4. Queridos hermanos y hermanas, que la Jornada Misionera Mundial sea ocasión propicia para comprender cada vez mejor que el testimonio del amor, alma de la misión, concierne a todos. Servir el Evangelio no puede considerarse como una aventura solitaria, sino el empeño que cada comunidad comparte. Junto con los que se encuentran en la primera línea de las fronteras de la evangelización -y pienso aquí con reconocimiento en los misioneros y las misioneras- otros muchos, niños, jóvenes y adultos, con la oración y su cooperación de maneras diferentes, contribuyen a la difusión del Reino de Dios en la tierra. El deseo es que esta comparticipación crezca cada vez más gracias a la aportación de todos. Aprovecho con gusto esta circunstancia para manifestar mi gratitud a la Congregación para la Evangelización de los Pueblos y a las Obras Misionales Pontificias [O.M.P.], que con entrega coordinan los esfuerzos que se realizan en todo el mundo para apoyar la actividad de todos cuantos se encuentran en la primera línea de las fronteras misioneras.
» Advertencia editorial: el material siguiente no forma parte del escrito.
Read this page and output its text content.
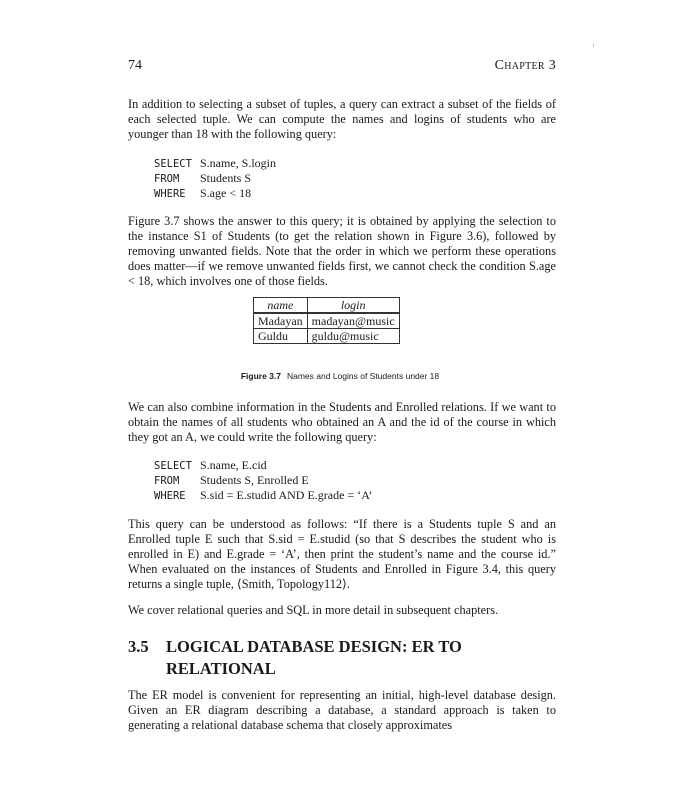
74	Chapter 3

In addition to selecting a subset of tuples, a query can extract a subset of the fields of each selected tuple. We can compute the names and logins of students who are younger than 18 with the following query:

SELECT S.name, S.login
FROM Students S
WHERE S.age < 18

Figure 3.7 shows the answer to this query; it is obtained by applying the selection to the instance S1 of Students (to get the relation shown in Figure 3.6), followed by removing unwanted fields. Note that the order in which we perform these operations does matter—if we remove unwanted fields first, we cannot check the condition S.age < 18, which involves one of those fields.

name	login
Madayan	madayan@music
Guldu	guldu@music
Figure 3.7 Names and Logins of Students under 18

We can also combine information in the Students and Enrolled relations. If we want to obtain the names of all students who obtained an A and the id of the course in which they got an A, we could write the following query:

SELECT S.name, E.cid
FROM Students S, Enrolled E
WHERE S.sid = E.studid AND E.grade = ‘A’

This query can be understood as follows: “If there is a Students tuple S and an Enrolled tuple E such that S.sid = E.studid (so that S describes the student who is enrolled in E) and E.grade = ‘A’, then print the student’s name and the course id.” When evaluated on the instances of Students and Enrolled in Figure 3.4, this query returns a single tuple, ⟨Smith, Topology112⟩.

We cover relational queries and SQL in more detail in subsequent chapters.

3.5 LOGICAL DATABASE DESIGN: ER TO
RELATIONAL

The ER model is convenient for representing an initial, high-level database design. Given an ER diagram describing a database, a standard approach is taken to generating a relational database schema that closely approximates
La Virgen María, que con su presencia al pie de la Cruz y su oración en el Cenáculo ha colaborado activamente en los inicios de la misión eclesial, sostenga su acción, y ayude a los creyentes en Cristo a ser cada vez más capaces de un amor verdadero, para que en un mundo espiritualmente sediento se conviertan en manantial de agua viva.
Formulo este deseo de corazón, mientras envío a todos mi Bendición.